Thank you guys for the input.
I was reading into the whole NIO stuff again for the past few days. I even got it working (to some extent) with the game client. But i have to say, it's hard.
(Compared to the thread per client approach.)
So i managed to merge the non-TCP player threads into one single thread which iterates over all registered players and sends data back and/or processes other stuff (validating coordinates, etc...).
Now the TCP side...
I also merged all TCP threads (thread per socket) into one NIO thread, but it gets complicated very fast.
First, the thread is reading the data from the sockets which then has to be temporarily buffered in a seperate bytebuffer. (As i could either recieve only a fragment of a full message or multiple messages at once.)
Then i have to loop over this buffer and parse the data in order to find out if one full message was actually recieved and is stored in that buffer.
Then i have to copy that message out, create a message object, put that byte data into the message object and send it to the other thread which then responds/processes this message.
The bytes in the temporary message buffer then need to be shifted (to fill the gap where the full message was "cut out") in order to avoid breaking the parsing process.
All that stuff seams kinda heavy weight for a single thread which needs to handle up to 64 connections at once. (Especially the whole parsing, and message creating process.)
My idea was to create a seperate thread which does the parsing/message creation process alongside the TCP listener thread in order to split that load on 2 cores, but then i need additional locks to avoid any kind of race-conditions or errors due to the message buffer which would be shared alongside two threads. (And i have no idea if the locks would make the situation even worse if they interfere with each other too much.)
I have no idea how to proceed further. (I'm really considering ditching that.)
There are 3 options now:
a) try to proceed further with the NIO stuff (which is kinda complicated and in addition to that i really don't have any clue if the general server architecture which i'm building is that much better compared to the thread per client stuff. > Lack of experience and knowledge on my part.)
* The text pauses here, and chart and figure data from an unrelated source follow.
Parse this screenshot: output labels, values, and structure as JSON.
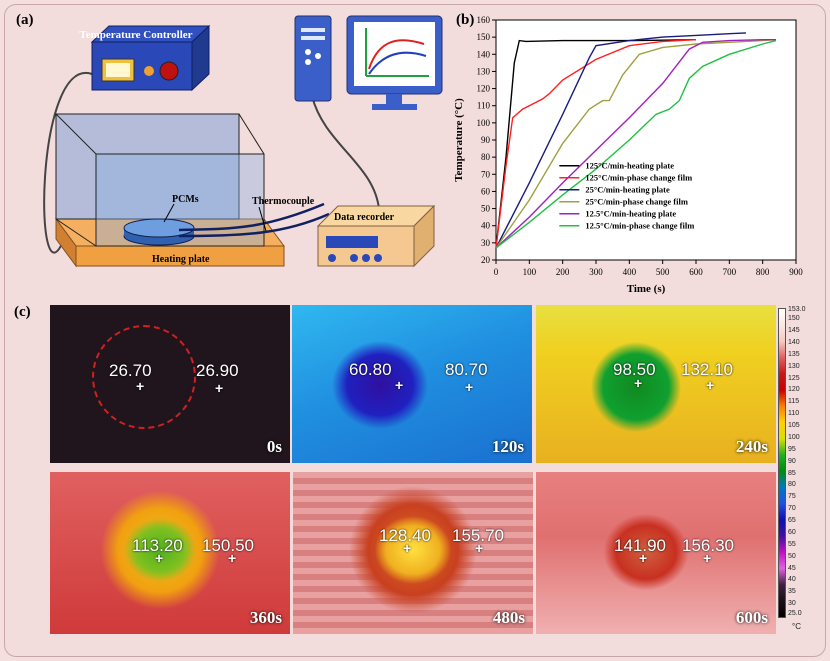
{
  "panel_labels": {
    "a": "(a)",
    "b": "(b)",
    "c": "(c)"
  },
  "schematic": {
    "temperature_controller": "Temperature Controller",
    "pcms": "PCMs",
    "thermocouple": "Thermocouple",
    "data_recorder": "Data recorder",
    "heating_plate": "Heating plate"
  },
  "chart_data": {
    "type": "line",
    "xlabel": "Time (s)",
    "ylabel": "Temperature (°C)",
    "xlim": [
      0,
      900
    ],
    "ylim": [
      20,
      160
    ],
    "xticks": [
      0,
      100,
      200,
      300,
      400,
      500,
      600,
      700,
      800,
      900
    ],
    "yticks": [
      20,
      30,
      40,
      50,
      60,
      70,
      80,
      90,
      100,
      110,
      120,
      130,
      140,
      150,
      160
    ],
    "legend_position": "bottom-right",
    "series": [
      {
        "name": "125°C/min-heating plate",
        "color": "#000000",
        "points": [
          [
            0,
            27
          ],
          [
            30,
            80
          ],
          [
            55,
            135
          ],
          [
            70,
            148
          ],
          [
            90,
            147.5
          ],
          [
            200,
            148
          ],
          [
            400,
            148
          ],
          [
            600,
            148.5
          ]
        ]
      },
      {
        "name": "125°C/min-phase change film",
        "color": "#ff2020",
        "points": [
          [
            0,
            27
          ],
          [
            30,
            75
          ],
          [
            50,
            103
          ],
          [
            80,
            108
          ],
          [
            140,
            114
          ],
          [
            160,
            117
          ],
          [
            200,
            125
          ],
          [
            300,
            137
          ],
          [
            400,
            145
          ],
          [
            500,
            147.5
          ],
          [
            600,
            148.5
          ]
        ]
      },
      {
        "name": "25°C/min-heating plate",
        "color": "#1a1a80",
        "points": [
          [
            0,
            27
          ],
          [
            100,
            65
          ],
          [
            200,
            105
          ],
          [
            280,
            138
          ],
          [
            300,
            145
          ],
          [
            400,
            148
          ],
          [
            500,
            150
          ],
          [
            600,
            151
          ],
          [
            700,
            152
          ],
          [
            750,
            152.5
          ]
        ]
      },
      {
        "name": "25°C/min-phase change film",
        "color": "#a0a040",
        "points": [
          [
            0,
            27
          ],
          [
            100,
            55
          ],
          [
            200,
            88
          ],
          [
            280,
            108
          ],
          [
            320,
            113
          ],
          [
            340,
            113
          ],
          [
            380,
            128
          ],
          [
            430,
            140
          ],
          [
            500,
            144
          ],
          [
            600,
            146
          ],
          [
            700,
            147
          ],
          [
            800,
            148
          ],
          [
            840,
            148.5
          ]
        ]
      },
      {
        "name": "12.5°C/min-heating plate",
        "color": "#a020c0",
        "points": [
          [
            0,
            27
          ],
          [
            100,
            45
          ],
          [
            200,
            65
          ],
          [
            300,
            84
          ],
          [
            400,
            103
          ],
          [
            500,
            123
          ],
          [
            580,
            143
          ],
          [
            620,
            147
          ],
          [
            700,
            148
          ],
          [
            800,
            148.5
          ],
          [
            840,
            148.5
          ]
        ]
      },
      {
        "name": "12.5°C/min-phase change film",
        "color": "#20c040",
        "points": [
          [
            0,
            27
          ],
          [
            100,
            42
          ],
          [
            200,
            58
          ],
          [
            300,
            73
          ],
          [
            400,
            90
          ],
          [
            480,
            105
          ],
          [
            520,
            108
          ],
          [
            550,
            113
          ],
          [
            580,
            126
          ],
          [
            620,
            133
          ],
          [
            700,
            140
          ],
          [
            800,
            146
          ],
          [
            840,
            148
          ]
        ]
      }
    ]
  },
  "thermal_images": [
    {
      "time": "0s",
      "left_value": "26.70",
      "right_value": "26.90"
    },
    {
      "time": "120s",
      "left_value": "60.80",
      "right_value": "80.70"
    },
    {
      "time": "240s",
      "left_value": "98.50",
      "right_value": "132.10"
    },
    {
      "time": "360s",
      "left_value": "113.20",
      "right_value": "150.50"
    },
    {
      "time": "480s",
      "left_value": "128.40",
      "right_value": "155.70"
    },
    {
      "time": "600s",
      "left_value": "141.90",
      "right_value": "156.30"
    }
  ],
  "colorbar": {
    "unit": "°C",
    "top_label": "153.0",
    "bottom_label": "25.0",
    "ticks": [
      150,
      145,
      140,
      135,
      130,
      125,
      120,
      115,
      110,
      105,
      100,
      95,
      90,
      85,
      80,
      75,
      70,
      65,
      60,
      55,
      50,
      45,
      40,
      35,
      30
    ],
    "colors": [
      "#ffffff",
      "#fbe8e4",
      "#f7c9c2",
      "#e06060",
      "#c81818",
      "#c80000",
      "#ff8000",
      "#ffd000",
      "#d8e000",
      "#20b020",
      "#008c10",
      "#0078c0",
      "#2050e0",
      "#1010b0",
      "#4010a0",
      "#c010c0",
      "#e060e0",
      "#402040",
      "#1a1018",
      "#000000"
    ]
  }
}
b) Use the thread per socket model but merge the other non-TCP threads into one single thread which iterates over all registered clients. (The server would then have a maximum of 64 threads for each socket + 3 to 4 other threads for all the other systems which are running in the background.)
c) Revert back to the original architecture (1 reader and 1 processing/writer thread per client. Total number of threads would be 64*2= 128 + 3 to 4 other threads.)
It would be a good idea to benachmark that stuff. (But i have really no clue how. I never wrote any kind of servers before nor bencharked a server application. Do i have to write a software which emulates 64 clients? Is this the common way of doing things?)